If he did some mana control while waiting for Xion to finish bathing, it would be perfect.
And while he was at it, he could check whether anything strange bled out of his body during recovery.
On days of heavy rain, the mana saturating nature grew denser, which helped training a lot.
It was even better to do it while actually in the rain, but he’d already washed, and it would make Xion worry, so he’d save that for another time…
“…Huh?”
As he sorted his thoughts and lifted the necklace to his neck, Reinhild noticed something odd.
The stone on the necklace was a brand-new one Xion had just swapped in.
Brimming with mana, it was no different from one freshly extracted from a monster.
Then why… was impurity mixed into the new stone?

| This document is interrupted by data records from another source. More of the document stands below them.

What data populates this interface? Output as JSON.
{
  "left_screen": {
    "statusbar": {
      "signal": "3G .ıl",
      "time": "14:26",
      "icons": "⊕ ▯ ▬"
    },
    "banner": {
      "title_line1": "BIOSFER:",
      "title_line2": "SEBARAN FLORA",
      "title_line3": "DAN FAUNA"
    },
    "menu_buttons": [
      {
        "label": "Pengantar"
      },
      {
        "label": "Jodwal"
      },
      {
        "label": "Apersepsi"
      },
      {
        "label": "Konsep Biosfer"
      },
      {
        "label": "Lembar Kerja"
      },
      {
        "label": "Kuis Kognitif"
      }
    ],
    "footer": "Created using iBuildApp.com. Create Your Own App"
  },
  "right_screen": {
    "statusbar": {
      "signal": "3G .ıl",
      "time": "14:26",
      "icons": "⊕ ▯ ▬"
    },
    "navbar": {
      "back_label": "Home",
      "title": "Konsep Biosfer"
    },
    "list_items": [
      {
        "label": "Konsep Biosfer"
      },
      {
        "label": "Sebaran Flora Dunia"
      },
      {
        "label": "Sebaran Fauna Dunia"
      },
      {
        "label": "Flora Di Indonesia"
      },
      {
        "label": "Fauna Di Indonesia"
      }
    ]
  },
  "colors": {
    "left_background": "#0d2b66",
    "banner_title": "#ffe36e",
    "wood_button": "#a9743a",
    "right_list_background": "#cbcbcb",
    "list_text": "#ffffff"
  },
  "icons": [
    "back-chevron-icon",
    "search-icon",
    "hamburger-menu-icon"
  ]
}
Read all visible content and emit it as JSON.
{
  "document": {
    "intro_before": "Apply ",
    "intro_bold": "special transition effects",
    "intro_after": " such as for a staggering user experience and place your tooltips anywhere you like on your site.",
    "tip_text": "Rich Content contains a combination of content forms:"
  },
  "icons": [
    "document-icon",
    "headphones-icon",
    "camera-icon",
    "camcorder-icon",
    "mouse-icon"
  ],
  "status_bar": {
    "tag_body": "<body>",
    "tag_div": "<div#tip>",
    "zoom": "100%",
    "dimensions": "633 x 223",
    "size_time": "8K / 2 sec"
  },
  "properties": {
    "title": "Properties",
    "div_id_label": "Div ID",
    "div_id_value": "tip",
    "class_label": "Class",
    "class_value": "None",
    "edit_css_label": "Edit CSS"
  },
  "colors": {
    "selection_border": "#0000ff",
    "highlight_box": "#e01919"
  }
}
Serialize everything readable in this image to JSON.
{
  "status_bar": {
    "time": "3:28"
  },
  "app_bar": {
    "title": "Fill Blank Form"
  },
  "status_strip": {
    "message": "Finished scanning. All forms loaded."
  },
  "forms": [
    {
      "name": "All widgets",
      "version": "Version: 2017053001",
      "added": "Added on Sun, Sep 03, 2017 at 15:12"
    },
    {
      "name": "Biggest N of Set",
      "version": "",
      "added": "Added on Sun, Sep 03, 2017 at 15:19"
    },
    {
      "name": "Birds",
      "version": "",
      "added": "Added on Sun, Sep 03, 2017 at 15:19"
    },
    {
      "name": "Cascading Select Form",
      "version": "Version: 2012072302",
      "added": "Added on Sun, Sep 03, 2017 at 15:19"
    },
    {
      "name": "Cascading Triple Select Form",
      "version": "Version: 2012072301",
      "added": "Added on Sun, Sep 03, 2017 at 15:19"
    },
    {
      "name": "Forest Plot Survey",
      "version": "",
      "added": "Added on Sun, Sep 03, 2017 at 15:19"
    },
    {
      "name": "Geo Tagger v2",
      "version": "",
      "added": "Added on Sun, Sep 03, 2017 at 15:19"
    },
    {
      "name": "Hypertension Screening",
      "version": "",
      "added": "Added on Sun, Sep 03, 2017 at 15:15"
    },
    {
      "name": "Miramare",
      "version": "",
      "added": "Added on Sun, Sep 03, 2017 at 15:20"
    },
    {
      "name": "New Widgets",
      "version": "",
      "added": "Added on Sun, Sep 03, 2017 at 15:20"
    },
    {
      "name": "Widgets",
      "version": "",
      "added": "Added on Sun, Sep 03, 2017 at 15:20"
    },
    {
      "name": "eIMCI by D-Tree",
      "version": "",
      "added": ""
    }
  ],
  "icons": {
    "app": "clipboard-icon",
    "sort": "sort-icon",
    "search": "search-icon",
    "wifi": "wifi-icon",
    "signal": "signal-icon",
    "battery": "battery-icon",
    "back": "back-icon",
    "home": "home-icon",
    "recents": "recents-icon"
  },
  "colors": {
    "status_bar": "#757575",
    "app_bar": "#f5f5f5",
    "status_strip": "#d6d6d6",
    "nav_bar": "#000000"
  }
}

“This… wasn’t coming from my body?”
Reinhild had held the necklace for less than a minute. Of that, his skin had been in direct contact with the stone for maybe three seconds.
For that amount of impurity to have seeped into the stone in so short a span made no sense. Even if he tried to force it, he couldn’t do that in a few seconds.
Maybe the Reinhild of five hundred years ago, but certainly not now.
Someone had shoved it in.
Before the clean stone from the shed ever touched Reinhild’s neck.
Knock, knock.
At the sudden rapping at the door, Reinhild sucked in a breath.
“Rein, are you finished washing? I’ve prepared soup to warm you up.”
As always, Xion’s gentle voice came from beyond the door.
“Uh, y-yeah…”
His own voice just now had definitely sounded awkward.
But Reinhild didn’t trust himself to answer as if nothing were wrong.
Something was starting to go strangely awry.